I posted on Monday the difficulty I had trying to make a Coconut Cream Pie on Saturday. It was quite a day, but the end result (with the second attempt) was well worth all of the trouble I had. In case you missed that post you can check it out  here.

In the post I mention a chocolate pie that I also made that was a chocolate lover's delight. It was super easy and just may be my favorite. A couple of the guys said they only wanted to eat the coconut cream pie so that meant I had two pieces left to enjoy later. I had once piece of the coconut cream pie leftover and ate it Sunday. It was Monday before I ate one of the pieces of the chocolate pie. I couldn't believe how different it tasted. It was so much richer and fudgy tasting and reminded me of a piece of chocolate pie I recently ate at a cafe in St. Joseph.

The recipe was contributed by Nancy Brown and originally published in Historic Lexington Cooks; Rockbridge Regional Recipes; Historic Lexington Foundation; Lexington, Virginia. It had been chosen for the 1992 Hometown Collection America's Best Recipes.  Even though I often make some changes in recipes, I really intended to follow this one as it was written. As it was, though, I had to make some changes afterall. The recipe called for 2 (1-ounce) squares unsweetened chocolate and I had semi-sweet and bittersweet and German Chocolate. I didn't really want to go to the store and picked up my canister of Hershey's Cocoa Special Dark 100% cacao. On the back it gave instructions for substituting it for squares. Three tablespoons + 1 tablespoon shortening or oil equaled a 1-ounce square. I wasn't sure if I should add the shortening since I was melting the squares with butter, and called Friend Janice to ask her opinion. (She gave me such worthwhile advice about what to do with my pie crust for the coconut cream pie had bubbled up as it baked - just mash it down after it cooled and no one would know that it broke up into pieces when they ate the pie. Yeah, right! ?) Well, she recommended just omitting the shortening, but I had 2 tablespoons of butter, so I just added extra butter. I don't know if my substitution made a difference or not, but I will probably do the same thing the next time I make it. 

Cllick here for a printable version of just the recipe.

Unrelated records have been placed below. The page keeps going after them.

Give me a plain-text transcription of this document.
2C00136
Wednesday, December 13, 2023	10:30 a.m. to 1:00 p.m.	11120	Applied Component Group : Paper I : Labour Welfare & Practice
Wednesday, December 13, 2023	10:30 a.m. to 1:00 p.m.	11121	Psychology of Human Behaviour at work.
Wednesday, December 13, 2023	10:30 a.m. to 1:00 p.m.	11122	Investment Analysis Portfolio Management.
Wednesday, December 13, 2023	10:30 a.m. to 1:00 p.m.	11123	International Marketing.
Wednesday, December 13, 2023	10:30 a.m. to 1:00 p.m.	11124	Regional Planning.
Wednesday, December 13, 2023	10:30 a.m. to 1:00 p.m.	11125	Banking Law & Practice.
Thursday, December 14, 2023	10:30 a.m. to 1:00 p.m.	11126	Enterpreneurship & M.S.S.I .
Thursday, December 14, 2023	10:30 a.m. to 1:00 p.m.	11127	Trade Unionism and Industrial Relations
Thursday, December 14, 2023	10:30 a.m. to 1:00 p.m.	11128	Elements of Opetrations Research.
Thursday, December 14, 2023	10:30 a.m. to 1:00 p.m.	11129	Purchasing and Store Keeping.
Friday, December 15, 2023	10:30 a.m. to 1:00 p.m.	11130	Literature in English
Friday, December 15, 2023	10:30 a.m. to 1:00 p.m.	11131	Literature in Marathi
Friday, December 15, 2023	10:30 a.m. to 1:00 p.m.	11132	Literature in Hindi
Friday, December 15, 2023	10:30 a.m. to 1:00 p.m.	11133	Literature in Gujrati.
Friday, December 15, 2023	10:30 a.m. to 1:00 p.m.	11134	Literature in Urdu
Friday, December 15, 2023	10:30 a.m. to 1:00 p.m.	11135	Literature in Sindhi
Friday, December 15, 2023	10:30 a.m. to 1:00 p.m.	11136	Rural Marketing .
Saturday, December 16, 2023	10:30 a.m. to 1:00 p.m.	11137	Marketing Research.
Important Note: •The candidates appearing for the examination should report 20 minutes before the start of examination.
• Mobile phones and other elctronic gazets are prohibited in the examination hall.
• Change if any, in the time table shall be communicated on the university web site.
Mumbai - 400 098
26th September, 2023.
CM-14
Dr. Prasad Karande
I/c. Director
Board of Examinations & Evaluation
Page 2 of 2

1/2     cup butter (1 stick)
6        tablespoons 100 % cacao - Special Dark + 2 tablespoons butter OR 2  (1-ounce) squares unsweetened chocolate
2        large eggs
1-1/4  cups sugar
1/4     cup milk (I use skim milk)
1        teaspoon vanilla extract
1        unbaked 9 - inch pastry shell
1        8 - ounce container of whipped topping

Combine butter and chocolate in top of a double boiler; bring water to a boil.
Reduce heat to low and cook until chocolate and butter melts, stirring occasionally. Set aside.

Combine the eggs, sugar, milk, and vanilla in a large mixing bowl and
beat at medium speed for 3 to 4 minutes.
Add the chocolate mixture and beat well. (I beat it for several minutes until it was nice and thick.)

Pour chocolate mixture into the pastry shell.

Bake in a preheated 350 degrees F. oven for 35 to 40 minutes or until set. (I baked mine about 37 minutes.) Let cool completely on wire rack.
Once cooled
spread whipped topping on top.

Store in refrigerator until ready to serve. Better the second day. Would recommend making the pie the day before you plan to serve it.